Seguindo esse raciocínio, a tendência aponta para a implementação de sistemas de aprendizado de máquina para dividir esse trabalho em uma série de tarefas menores, rebaixando e dissecando a posição de “editor” ou “roteirista” em empregos menores e com salários mais baixos.
Contra a utopia tecnológica dos patrões
A IA não é uma tecnologia específica, é um conceito vago que agrupa sob seu guarda-chuva várias formas de automação digital e gerenciamento algorítmico. É exatamente essa imprecisão que permite que ela se torne a nova estrela do discurso do progresso com toda a sua bagagem ideológica a serviço do capital.
Muitos setores da classe trabalhadora e seus sindicatos temem questionar essa narrativa e serem vistos como oponentes do desenvolvimento. Como agentes retardadores de um futuro supostamente inevitável. Em suma, de rejeitar o desenvolvimento da “civilização”.
Essa é uma posição equivocada, que é muito benéfica para os patrões, que ganham tempo para avançar sobre as conquistas e os direitos trabalhistas.
É claro que a resposta não é se opor totalmente à aplicação de diferentes tipos de automação no processo de trabalho.

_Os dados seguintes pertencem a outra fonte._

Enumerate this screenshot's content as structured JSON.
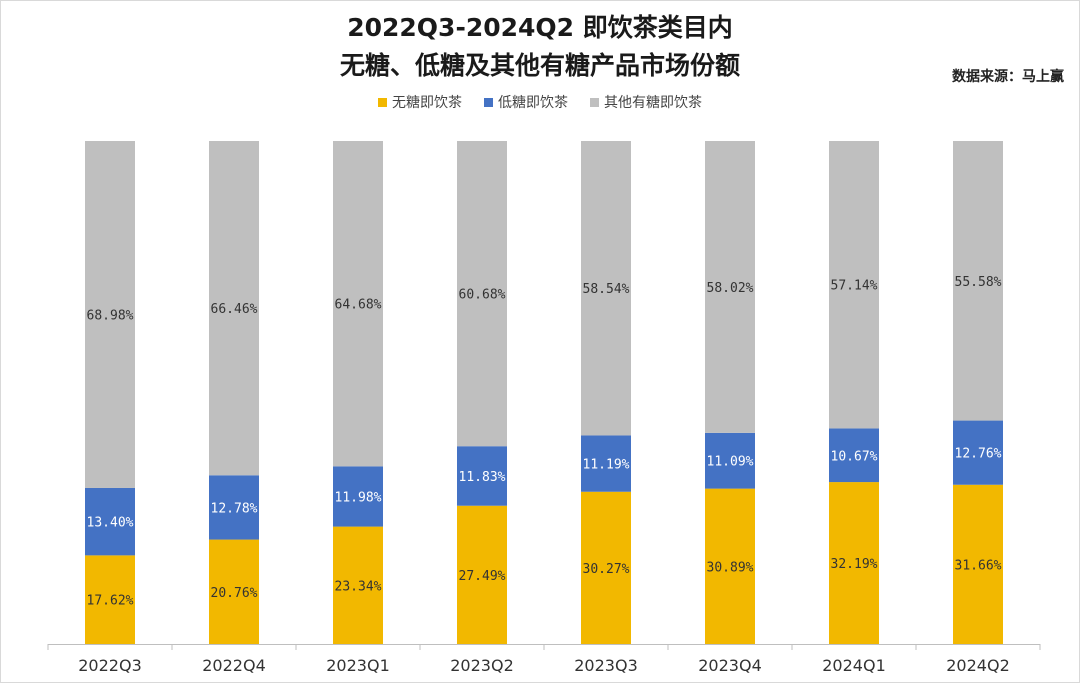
{
  "chart_data": {
    "type": "bar",
    "stacked": true,
    "percent": true,
    "title": "2022Q3-2024Q2 即饮茶类目内",
    "subtitle": "无糖、低糖及其他有糖产品市场份额",
    "source": "数据来源：马上赢",
    "categories": [
      "2022Q3",
      "2022Q4",
      "2023Q1",
      "2023Q2",
      "2023Q3",
      "2023Q4",
      "2024Q1",
      "2024Q2"
    ],
    "series": [
      {
        "name": "无糖即饮茶",
        "color": "#f2b800",
        "label_color": "#333333",
        "values": [
          17.62,
          20.76,
          23.34,
          27.49,
          30.27,
          30.89,
          32.19,
          31.66
        ],
        "labels": [
          "17.62%",
          "20.76%",
          "23.34%",
          "27.49%",
          "30.27%",
          "30.89%",
          "32.19%",
          "31.66%"
        ]
      },
      {
        "name": "低糖即饮茶",
        "color": "#4472c4",
        "label_color": "#ffffff",
        "values": [
          13.4,
          12.78,
          11.98,
          11.83,
          11.19,
          11.09,
          10.67,
          12.76
        ],
        "labels": [
          "13.40%",
          "12.78%",
          "11.98%",
          "11.83%",
          "11.19%",
          "11.09%",
          "10.67%",
          "12.76%"
        ]
      },
      {
        "name": "其他有糖即饮茶",
        "color": "#bfbfbf",
        "label_color": "#333333",
        "values": [
          68.98,
          66.46,
          64.68,
          60.68,
          58.54,
          58.02,
          57.14,
          55.58
        ],
        "labels": [
          "68.98%",
          "66.46%",
          "64.68%",
          "60.68%",
          "58.54%",
          "58.02%",
          "57.14%",
          "55.58%"
        ]
      }
    ],
    "ylim": [
      0,
      100
    ],
    "grid": false,
    "legend_position": "top"
  }
}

É questionar as afirmações fatalistas que os setores empresariais fazem sobre a tecnologia e rejeitar sua imposição unilateral e autoritária. Descartar as “grandes narrativas” do progresso tecnológico para analisar as aplicações específicas da gestão algorítmica no processo de trabalho e impor um controle democrático que permita, quando necessário, dizer não.

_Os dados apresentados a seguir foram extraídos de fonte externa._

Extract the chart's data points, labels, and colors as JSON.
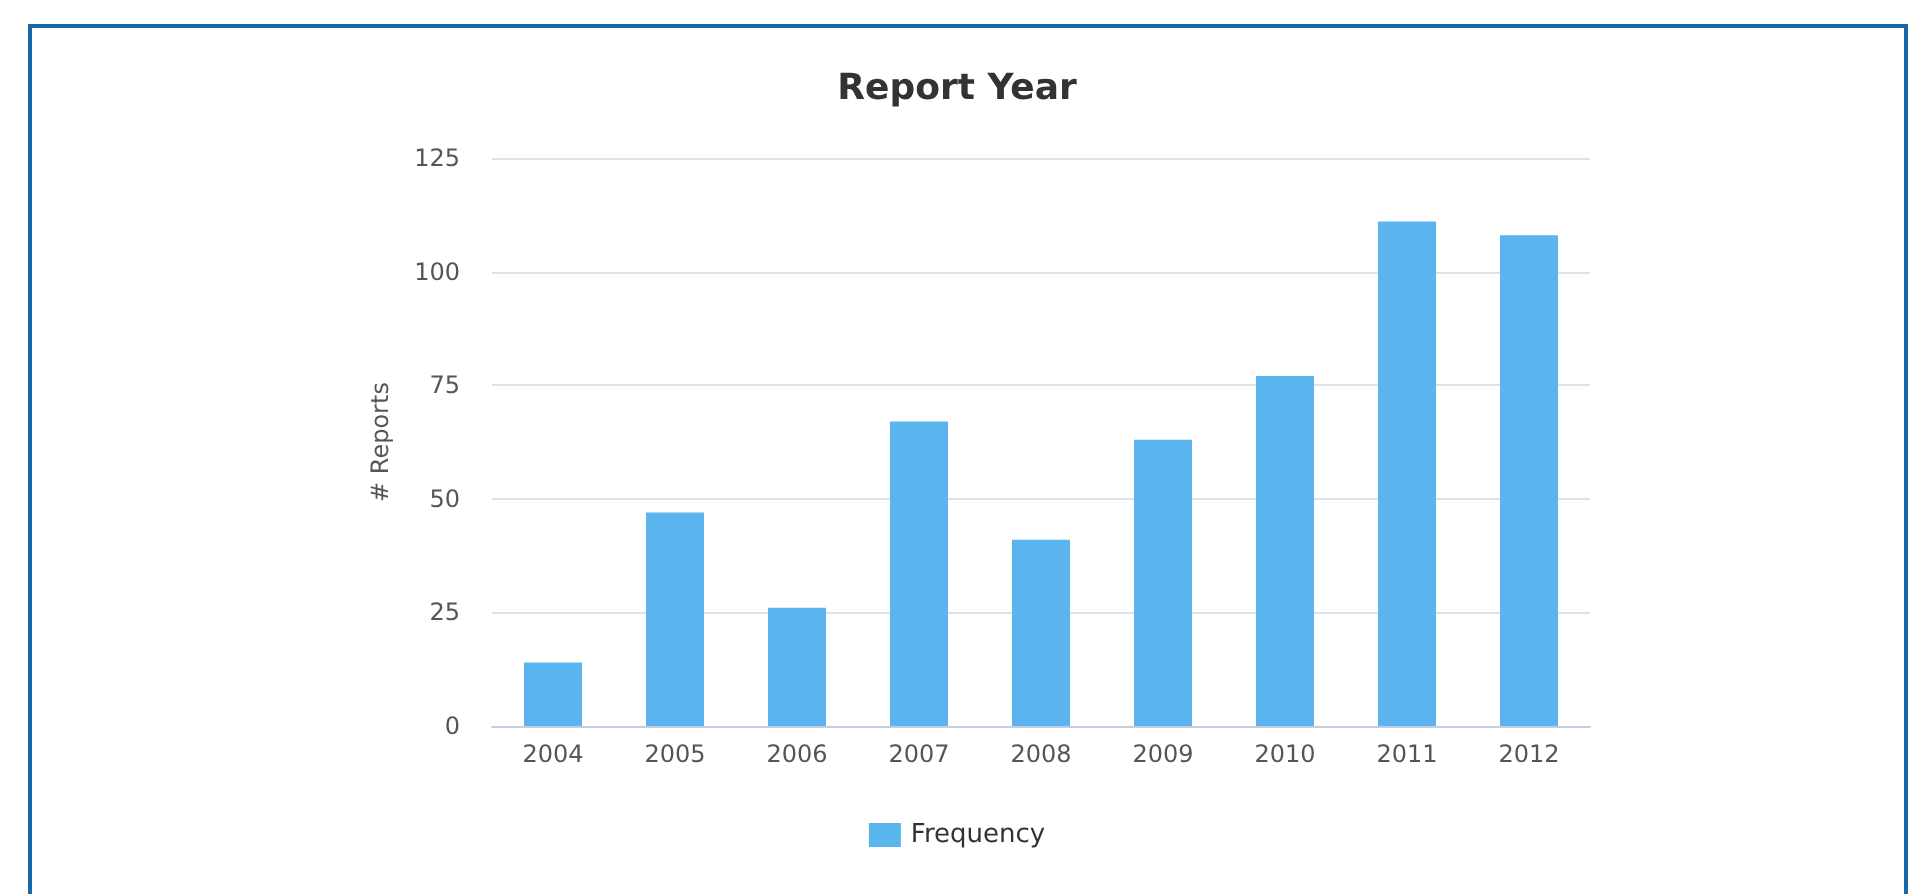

Buscar um modelo em que a tecnologia seja subsidiária das pessoas e não o contrário. O gerenciamento automatizado do trabalho deve aliviar as tarefas e não intensificá-las; deve reduzir a jornada de trabalho e permitir que ganhemos tempo para o lazer e a recreação; o aumento da produtividade – e dos lucros corporativos – não deve estar associado a uma maior precariedade, mas sim a maiores proteções sociais e empregos de melhor qualidade.